On January 8, 2020 Plazi had the good luck and honor to be the mediator of GBIF's 50.000th dataset. It was probably predictable to some degree, since the chances have been over 56%. Plazi has deposited over 28K of the 50K datasets on GBIF.
This dataset is representative of a rapidly growing corpus of datasets not based on collections in their original sense, that is, specimens in a natural history museum. Instead, they are materials citations liberated from taxonomic treatments, the part of a publication covering a specific taxon, in a taxonomic publication. In other words, they are not a list of collected physical specimens but rather, like image-based observations, digital representations of a physical specimen. A materials citation is a reference of a physical specimen, much like a bibliographic reference to an article. As such, they are the logical, albeit mostly "missing link" between a traditionally physical specimen and its facts discovered by a scientist. These can include textual facts, tables, figures and implicit reference to external facts, physical specimens or other treatments. Even today, almost all the treatments are an artifact of the printed media where all the links are implicit, from very cryptic to verbose. A holotype citation refers to a holotype by the label data, but not by a persistent identifier allowing linking, such as a digital object identifier (DOI) for an article.
Having the materials citation in GBIF is a great resource. It links not only to a copy of the article, all too often closed access, but the fully open taxonomic treatment data provided by the respective author. They are most valuable if the citations are linked to their physical specimen deposits, rapidly growing through large scale initiatives like the European DiSSCo, the US based iDigBio or the Global Plants complemented by digitization activities at natural history museums. Increasingly, GBIF has both the specimen occurrence and the materials citations deposit independently, and thus just the connecting the two (or increasingly many others) is missing. The persistent identifier of the specimen will play a decisive role in this endeavor.

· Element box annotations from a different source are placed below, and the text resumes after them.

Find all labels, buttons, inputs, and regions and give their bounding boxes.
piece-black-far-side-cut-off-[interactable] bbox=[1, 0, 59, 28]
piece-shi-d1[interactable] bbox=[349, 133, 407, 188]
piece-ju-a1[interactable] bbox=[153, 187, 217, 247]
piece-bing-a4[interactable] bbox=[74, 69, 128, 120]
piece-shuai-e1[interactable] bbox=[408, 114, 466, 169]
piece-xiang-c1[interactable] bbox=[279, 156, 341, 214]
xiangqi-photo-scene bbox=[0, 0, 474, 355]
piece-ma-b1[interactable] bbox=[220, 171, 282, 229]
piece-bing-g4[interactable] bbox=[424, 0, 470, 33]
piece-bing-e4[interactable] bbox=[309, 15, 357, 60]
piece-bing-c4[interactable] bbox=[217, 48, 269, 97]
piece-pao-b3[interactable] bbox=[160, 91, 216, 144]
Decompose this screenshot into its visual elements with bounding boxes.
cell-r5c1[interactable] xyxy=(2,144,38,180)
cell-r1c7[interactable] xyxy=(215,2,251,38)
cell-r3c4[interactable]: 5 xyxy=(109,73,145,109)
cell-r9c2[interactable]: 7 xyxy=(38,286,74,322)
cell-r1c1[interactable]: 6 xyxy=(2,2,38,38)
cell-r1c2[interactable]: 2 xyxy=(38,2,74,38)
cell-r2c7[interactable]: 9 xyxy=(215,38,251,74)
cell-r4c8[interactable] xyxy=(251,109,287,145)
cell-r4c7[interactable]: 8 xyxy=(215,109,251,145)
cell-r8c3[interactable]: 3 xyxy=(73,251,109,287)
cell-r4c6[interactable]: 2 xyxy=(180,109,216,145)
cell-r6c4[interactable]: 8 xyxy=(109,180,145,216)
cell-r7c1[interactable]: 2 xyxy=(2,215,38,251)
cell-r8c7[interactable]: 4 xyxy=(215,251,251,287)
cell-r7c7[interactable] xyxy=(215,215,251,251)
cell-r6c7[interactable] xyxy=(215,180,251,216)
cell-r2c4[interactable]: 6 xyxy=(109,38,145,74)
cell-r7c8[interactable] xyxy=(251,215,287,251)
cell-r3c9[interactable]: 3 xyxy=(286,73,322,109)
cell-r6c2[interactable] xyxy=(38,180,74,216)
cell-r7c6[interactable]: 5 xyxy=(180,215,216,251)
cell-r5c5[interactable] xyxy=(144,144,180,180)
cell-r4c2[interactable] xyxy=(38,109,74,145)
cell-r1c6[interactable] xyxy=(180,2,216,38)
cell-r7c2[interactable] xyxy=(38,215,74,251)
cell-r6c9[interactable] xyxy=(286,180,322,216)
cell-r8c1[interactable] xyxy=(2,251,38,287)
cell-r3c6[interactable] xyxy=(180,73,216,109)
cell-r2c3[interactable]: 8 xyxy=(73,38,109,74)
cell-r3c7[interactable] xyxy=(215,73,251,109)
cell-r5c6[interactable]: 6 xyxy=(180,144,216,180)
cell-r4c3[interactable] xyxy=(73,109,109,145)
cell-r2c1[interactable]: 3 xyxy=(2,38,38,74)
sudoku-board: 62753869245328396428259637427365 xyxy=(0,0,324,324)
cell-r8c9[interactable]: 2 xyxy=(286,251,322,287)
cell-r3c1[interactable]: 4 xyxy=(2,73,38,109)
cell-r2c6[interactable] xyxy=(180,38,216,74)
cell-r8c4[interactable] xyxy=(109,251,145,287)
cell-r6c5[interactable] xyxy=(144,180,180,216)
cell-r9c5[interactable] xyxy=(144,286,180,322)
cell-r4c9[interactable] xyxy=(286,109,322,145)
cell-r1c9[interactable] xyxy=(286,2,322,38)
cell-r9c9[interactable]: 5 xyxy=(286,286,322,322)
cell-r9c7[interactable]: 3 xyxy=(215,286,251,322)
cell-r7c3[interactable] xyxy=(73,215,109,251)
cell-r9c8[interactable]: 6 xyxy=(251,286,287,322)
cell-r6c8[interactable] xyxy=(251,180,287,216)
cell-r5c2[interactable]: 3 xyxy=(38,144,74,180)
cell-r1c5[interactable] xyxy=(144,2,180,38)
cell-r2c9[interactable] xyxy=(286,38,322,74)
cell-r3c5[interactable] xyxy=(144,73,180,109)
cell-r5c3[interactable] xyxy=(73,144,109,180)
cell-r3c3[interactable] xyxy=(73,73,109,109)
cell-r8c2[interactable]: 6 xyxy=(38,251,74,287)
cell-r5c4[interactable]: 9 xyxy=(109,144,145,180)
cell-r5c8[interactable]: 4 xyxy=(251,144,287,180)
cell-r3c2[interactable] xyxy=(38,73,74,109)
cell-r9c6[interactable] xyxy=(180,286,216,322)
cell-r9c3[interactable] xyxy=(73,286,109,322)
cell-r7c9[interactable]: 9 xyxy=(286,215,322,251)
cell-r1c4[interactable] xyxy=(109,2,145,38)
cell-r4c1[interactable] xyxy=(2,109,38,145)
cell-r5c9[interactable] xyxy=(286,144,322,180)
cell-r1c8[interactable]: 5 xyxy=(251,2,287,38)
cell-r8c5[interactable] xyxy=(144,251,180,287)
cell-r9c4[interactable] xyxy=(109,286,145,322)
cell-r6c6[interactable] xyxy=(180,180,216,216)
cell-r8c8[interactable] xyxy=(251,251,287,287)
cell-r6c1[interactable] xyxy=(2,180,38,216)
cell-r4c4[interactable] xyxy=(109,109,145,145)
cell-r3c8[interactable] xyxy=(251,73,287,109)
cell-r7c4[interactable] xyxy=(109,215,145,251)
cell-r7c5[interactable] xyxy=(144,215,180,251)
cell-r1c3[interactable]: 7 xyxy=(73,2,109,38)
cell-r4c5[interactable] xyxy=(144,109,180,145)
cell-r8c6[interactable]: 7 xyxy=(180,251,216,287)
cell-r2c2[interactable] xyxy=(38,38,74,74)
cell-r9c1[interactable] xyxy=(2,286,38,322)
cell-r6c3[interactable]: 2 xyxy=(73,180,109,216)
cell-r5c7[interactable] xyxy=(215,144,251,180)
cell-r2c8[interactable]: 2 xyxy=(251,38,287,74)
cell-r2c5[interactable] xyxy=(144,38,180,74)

This dataset is a very nice show case that lends itself to telling the story behind it and how it is a part of the research data life cycle. Following is the story about how this call came about.
Jeremy Miller from Naturalis, and Torsten Dikow from the Smithsonian along with their teams decided to create another cybercataloge similar to the cybercataloge of Afrotropical apiocerid flies by Dikow and Agosti, this time covering the lestoid damselflies. They were inspired by Smithsonian odonate collection holding one of the world’s largest odonate collection complemented with the one at Naturalis. The term "cybercatalog" is used here to denote a taxonomic catalog pointing the reader to the taxon-specific, open-access information on the world wide web.
How has this been done?
GBIF imports the dataset and uses the data to create various displays of it, from an overview of the entire datasets, a subset of accepted names or occurrences, to individual accepted names and occurrences.
Together with GBIF, there is access to this data for different stake-holders via provided services. All the data is open access, can be cited in different ways and downloaded in various formats such as html, valid XHTML, generic RDF, JSON, and Plazi generic XML) and has appropriate licenses attached to it for legal clarity.
With this article in hand Jeremy and colleagues have one more piece of the puzzle in place toward creating their envisioned cybercatalog. Additionally, GBIF has additional names (e.g. Lestes wallacei) for their taxonomic backbone and eventually also the COL, currently not including the original combination.
What have we learned?
Taxonomic publications are very rich in citations. They are, however, almost all implicit, cryptic and thus only available and actionable with considerable manual effort, domain knowledge and access to libraries and online subscriptions. No wonder, that we do not know what we know regarding biodiversity.
Looking at this article specifically, the original name Lestes wallacei does not exist in any of the databases (GBIF, COL, NHM) but only as Orolestes wallacei.
From a cataloging point, we still cannot follow from Orolestes wallacei to the original description via the treatment where the change of name has been initiated.
The NHM London has not yet published the specimen data on the type in GBIF, although it is available under Orolestes wallacei on its system.
This and the other 28K taxonomic publications based dataset in GBIF show its potential but also the current limitation of this process.
What should be done?
The primary and most important lesson is to change the way we publish taxonomic works to a workflow that creates immediately actionable data, proven by its reuse in GBIF. This is already implemented by the Biodiversity Data Journal, enabled by using Taxpub/JATS.
The second lesson is that we need to enhance and create workflows allowing finding, converting, linking and making the data imprisoned in legacy publications actionable and as automated as possible. As is obvious from the above description, this is a real community effort, and a daunting task with an estimated 500 million published pages of rapidly growing, largely untapped corpus of taxonomic literature.